04.11.2018 - 15:59:24

Presse: Größter Stolperstein in Brexit-Verhandlungen weggeräumt. Ein Regierungssprecher in London bezeichnete die Darstellung der "Times", wonach Premierministerin Theresa May der EU wichtige Zugeständnisse in der Irland-Frage abringen konnte, jedoch als Spekulation.

"Wir haben gute Fortschritte bei unseren zukünftigen Beziehungen gemacht", sagte der Sprecher zur Deutschen Presse-Agentur am Sonntagmorgen lediglich. Ein Sprecher der EU-Kommission in Brüssel wollte sich zu dem Bericht allerdings zunächst nicht äußern.

Unterdessen wächst in der Wirtschaft die Sorge vor den Folgen des EU-Austritts. Mehr als 70 Vertreter von Unternehmen fordern daher ein zweites Brexit-Referendum. Das Ziel: Das Volk soll über das finale Abkommen abstimmen dürfen. Hierfür gründeten die Vertreter, die unter anderem aus der Autoindustrie kommen, die Gruppe "Business for a People's Vote" (Unternehmen für eine Volksabstimmung).

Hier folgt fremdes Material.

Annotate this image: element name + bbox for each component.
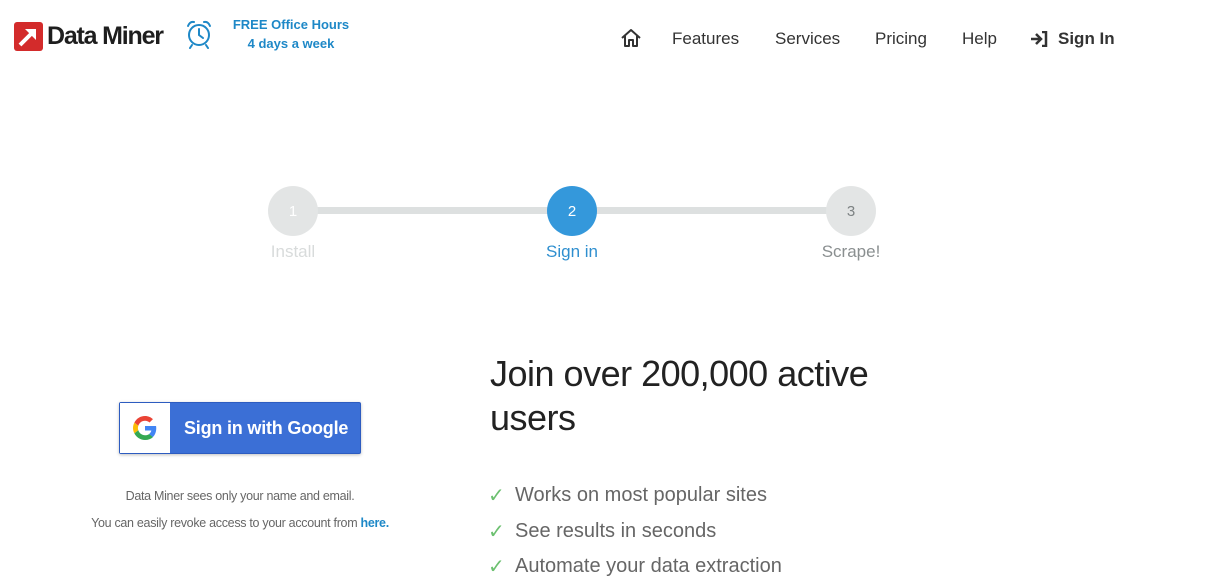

Nach dem "Times"-Bericht hat May bereits das Zugeständnis aus Brüssel, dass ganz Großbritannien nach dem Austritt aus der Europäischen Union in der Zollunion bleiben kann. Auf diese Weise sollen Kontrollen an der Grenze zwischen dem EU-Mitgliedstaat Irland und dem britischen Nordirland vermieden werden. Die Mitgliedschaft in der Zollunion sei zeitlich befristet. Eine Sonderklausel hierfür in der Vereinbarung soll auch die Brexit-Hardliner in London überzeugen.

Das Kabinett wird laut "Times" am Dienstag über den Plan beraten. May hoffe auf genug Unterstützung und Fortschritte bis Freitag. Möglicherweise kündige Brüssel dann einen Brexit-Sondergipfel an. Die Zeit wird knapp: Großbritannien will Ende März 2019 die EU verlassen.

Insgesamt seien die Gespräche schon weiter fortgeschritten als bekannt, berichtete die "Times". Die bisherigen Ergebnisse seien auf einem mindestens 50 Seiten umfassenden Dokument festgehalten. Demnach sollen Waren nicht an der Grenze zwischen Nordirland und der Republik Irland, sondern etwa in Lagern und Geschäften kontrolliert werden.

Nicht näher genannten Kabinettsquellen zufolge lese sich das Papier so, als sei es von dem Parlamentarier Jacob Rees-Mogg geschrieben, heißt es in dem Bericht. Der Hinterbänkler ist ein einflussreicher Brexit-Hardliner mit extrem konservativen Ansichten. Er ist einer der größten Widersacher Mays.

London und Brüssel befürchten, dass eine im Alltag spürbare Grenze auf der irischen Insel den brüchigen Frieden in der früheren Bürgerkriegsregion gefährden könnte. Sie waren sich bislang aber nicht einig geworden, wie das praktisch verhindert werden kann. Derzeit ist die Grenze in der hügeligen Region nahezu unsichtbar.

Die Irland-Frage gilt als wichtigste Hürde vor der Vollendung des fast unterschriftsreifen Brexit-Abkommens. May sprach zuletzt davon, dass das Abkommen sogar schon zu "95 Prozent" fertig sei.